Nov. 21, 2000 --
A Nov. 13 Los Angeles Times Times story that largely gets it right about access problems seems to be the result of a reporter who "gets it" about wheelchair access barriers.
The story, which ran in the Metro section of the Orange County Edition, was headlined, "The Safety Zone: 8 Blocks of Hurdles for Wheelchair." Hicks' reporting involved going along with a Cal State Fullerton junior who used a motorized wheelchair. "I had interviewed numerous wheelchair users about problems they face trying to get around," Hicks wrote. "Many of the obstacles, they say, come from lack of awareness from some of the rest of us. But I wanted to see what they were talking about for myself.
"It was quite an education, one I hadn't expected," he continues. The education Hicks got he gives to readers without sappiness or the typical comments about "courage" that all too often are found in such stories. Nor did Hicks do what too many reporters have been persuaded at times by advocates to do -- get in the wheelchair themselves. Such ploys often backfire, as reporters become overwhelmed and focus more on their feelings than on the problems with access with which they're presented. Here Hicks covers the territory as a journalist should, keeping his emotions out of it but reporting the problems.
"The first block was fine.
"The second block, the sidewalk was completely barricaded by a pickup parked in someone's driveway. Which, of course, is against the law. These are public sidewalks. . . " (Use http://www.latimes.com/editions/orange/ocnews/20001113/t000108771.html to retrieve the story, which is in the archives but can be read for free for two weeks. The companion story, Hicks' interviews with wheelchair users, can be retrieved through http://www.latimes.com/editions/orange/ocnews/20001113/t000108761.html Hicks' email is jerry.hicks@latimes.com)
"Rather than saying that Hicks 'gets it,' I'd say that he's aware that he doesn't completely 'get it' and so doesn't have the story written before his investigation," Chapman University professor Art Blaser told us. "I talked with him via phone when he was putting this story together, and my perception was that he was unusually thoughtful." Blaser hopes Hicks will do more disability stories in the Times.

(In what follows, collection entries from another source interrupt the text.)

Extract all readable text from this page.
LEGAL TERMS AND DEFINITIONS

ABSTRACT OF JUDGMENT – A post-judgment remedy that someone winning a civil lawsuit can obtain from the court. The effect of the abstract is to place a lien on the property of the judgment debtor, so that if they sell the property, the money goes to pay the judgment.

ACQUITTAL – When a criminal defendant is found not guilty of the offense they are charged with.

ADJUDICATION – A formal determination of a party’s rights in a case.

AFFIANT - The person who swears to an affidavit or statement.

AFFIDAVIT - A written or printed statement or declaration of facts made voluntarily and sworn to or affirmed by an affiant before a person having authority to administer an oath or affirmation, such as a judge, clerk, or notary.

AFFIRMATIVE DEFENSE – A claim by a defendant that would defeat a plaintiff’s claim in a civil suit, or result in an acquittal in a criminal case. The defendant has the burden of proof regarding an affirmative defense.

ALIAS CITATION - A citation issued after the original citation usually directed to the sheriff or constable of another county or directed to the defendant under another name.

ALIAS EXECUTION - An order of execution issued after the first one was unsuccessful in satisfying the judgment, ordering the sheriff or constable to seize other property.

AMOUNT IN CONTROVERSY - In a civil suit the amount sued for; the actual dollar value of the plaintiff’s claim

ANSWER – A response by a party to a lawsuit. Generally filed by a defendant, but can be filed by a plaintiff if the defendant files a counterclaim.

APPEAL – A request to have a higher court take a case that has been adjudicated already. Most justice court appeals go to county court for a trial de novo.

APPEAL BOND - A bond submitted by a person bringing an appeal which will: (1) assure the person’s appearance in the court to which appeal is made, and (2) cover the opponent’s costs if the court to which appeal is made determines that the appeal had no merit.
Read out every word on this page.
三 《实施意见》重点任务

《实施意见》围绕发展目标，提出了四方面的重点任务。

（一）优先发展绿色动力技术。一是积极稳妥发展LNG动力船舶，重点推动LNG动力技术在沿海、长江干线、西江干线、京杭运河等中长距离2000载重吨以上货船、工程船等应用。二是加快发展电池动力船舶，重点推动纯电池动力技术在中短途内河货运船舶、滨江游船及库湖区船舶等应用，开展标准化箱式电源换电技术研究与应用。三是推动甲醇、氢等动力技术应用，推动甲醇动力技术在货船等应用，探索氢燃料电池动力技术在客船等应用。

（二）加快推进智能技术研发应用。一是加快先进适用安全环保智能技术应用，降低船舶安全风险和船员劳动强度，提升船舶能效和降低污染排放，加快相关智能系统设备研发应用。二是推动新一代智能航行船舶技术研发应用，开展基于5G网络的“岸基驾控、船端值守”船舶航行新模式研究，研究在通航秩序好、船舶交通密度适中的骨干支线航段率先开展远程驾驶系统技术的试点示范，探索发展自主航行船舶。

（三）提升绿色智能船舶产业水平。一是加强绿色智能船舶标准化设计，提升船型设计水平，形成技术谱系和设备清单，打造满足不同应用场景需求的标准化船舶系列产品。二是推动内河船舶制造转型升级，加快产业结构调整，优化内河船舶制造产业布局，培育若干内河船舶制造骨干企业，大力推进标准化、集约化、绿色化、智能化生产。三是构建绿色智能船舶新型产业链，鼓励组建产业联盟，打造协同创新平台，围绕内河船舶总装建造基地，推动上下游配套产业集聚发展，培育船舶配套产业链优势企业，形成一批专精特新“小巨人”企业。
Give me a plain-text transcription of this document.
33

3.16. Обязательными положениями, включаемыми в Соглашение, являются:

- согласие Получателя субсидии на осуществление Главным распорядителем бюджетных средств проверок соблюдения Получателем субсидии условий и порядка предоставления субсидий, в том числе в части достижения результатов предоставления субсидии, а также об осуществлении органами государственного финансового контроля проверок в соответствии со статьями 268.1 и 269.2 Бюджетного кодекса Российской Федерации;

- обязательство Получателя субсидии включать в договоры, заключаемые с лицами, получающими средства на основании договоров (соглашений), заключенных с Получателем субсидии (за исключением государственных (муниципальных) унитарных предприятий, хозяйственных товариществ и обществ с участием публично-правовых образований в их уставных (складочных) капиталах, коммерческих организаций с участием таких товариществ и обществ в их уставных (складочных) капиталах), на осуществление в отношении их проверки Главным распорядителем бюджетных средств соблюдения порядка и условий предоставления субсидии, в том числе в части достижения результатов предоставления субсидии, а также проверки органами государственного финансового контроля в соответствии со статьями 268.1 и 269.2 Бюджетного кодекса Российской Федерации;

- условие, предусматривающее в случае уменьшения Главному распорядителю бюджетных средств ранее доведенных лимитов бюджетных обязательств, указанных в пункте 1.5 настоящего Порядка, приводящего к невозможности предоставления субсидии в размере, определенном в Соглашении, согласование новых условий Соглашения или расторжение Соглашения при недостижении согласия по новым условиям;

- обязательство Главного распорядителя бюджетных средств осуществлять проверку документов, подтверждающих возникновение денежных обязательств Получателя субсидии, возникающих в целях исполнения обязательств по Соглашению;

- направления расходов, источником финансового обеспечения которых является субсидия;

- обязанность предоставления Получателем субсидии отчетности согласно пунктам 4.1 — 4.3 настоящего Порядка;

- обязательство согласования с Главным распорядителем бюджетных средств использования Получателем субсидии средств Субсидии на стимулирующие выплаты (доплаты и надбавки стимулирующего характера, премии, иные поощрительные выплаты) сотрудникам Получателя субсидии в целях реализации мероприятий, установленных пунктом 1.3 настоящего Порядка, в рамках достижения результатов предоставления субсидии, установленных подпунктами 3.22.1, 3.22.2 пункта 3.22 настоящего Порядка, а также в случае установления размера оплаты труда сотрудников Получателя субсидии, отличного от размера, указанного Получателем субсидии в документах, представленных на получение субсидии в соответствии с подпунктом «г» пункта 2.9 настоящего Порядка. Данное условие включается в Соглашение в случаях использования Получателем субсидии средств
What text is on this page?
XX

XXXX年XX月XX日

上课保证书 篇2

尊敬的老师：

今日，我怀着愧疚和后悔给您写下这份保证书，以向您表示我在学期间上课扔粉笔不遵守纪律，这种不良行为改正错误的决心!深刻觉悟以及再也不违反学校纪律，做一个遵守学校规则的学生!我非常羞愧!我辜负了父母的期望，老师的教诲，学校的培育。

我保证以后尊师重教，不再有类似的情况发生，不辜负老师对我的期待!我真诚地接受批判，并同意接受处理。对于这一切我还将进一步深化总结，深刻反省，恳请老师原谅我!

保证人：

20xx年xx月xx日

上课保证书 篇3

The next day the L.A. Times carried another disability story, "Economic Boom Leaves Disabled Workers Behind," accessible via http://www.latimes.com/news/state/updates/lat_disable001118.htm -- L.A. Times' reporter
E. Scott Reckard's piece on the controversial Cornell study we reported on in the 11/7/00 E-letter.
Blaser characterizes the L.A.Times's ongoing coverage of disability issues as "good but uneven."
On the same day as Hicks' piece," says Blaser,"they ran an op-ed, "Waiting for Danger Can Prove Deadly to the Mentally Ill," which, says Blaser, "reflects the idea that forced treatment is okay and that lots of people are imprisoned because of not having had forced treatment rather than because they weren't given a 'fair trial.'"
This article, accessible via
http://www.latimes.com/news/comment/20001113/t000108781.html represents the views of the controversial Treatment Advocacy Center -- controversial within the psychiatric survivor movement, that is.
The term "forced treatment" that Blaser uses reflects his own knowledge of the perspective presented by the psychiatric survivor movement, whose members often contend that their group's positions are taken as being even less credible than the positions taken by the "mainstream" disability rights movement. It is likely that The Times is not fully aware of the controversial nature of Torrey's statements --- perhaps not even aware at all that there are other positions than his on the topic.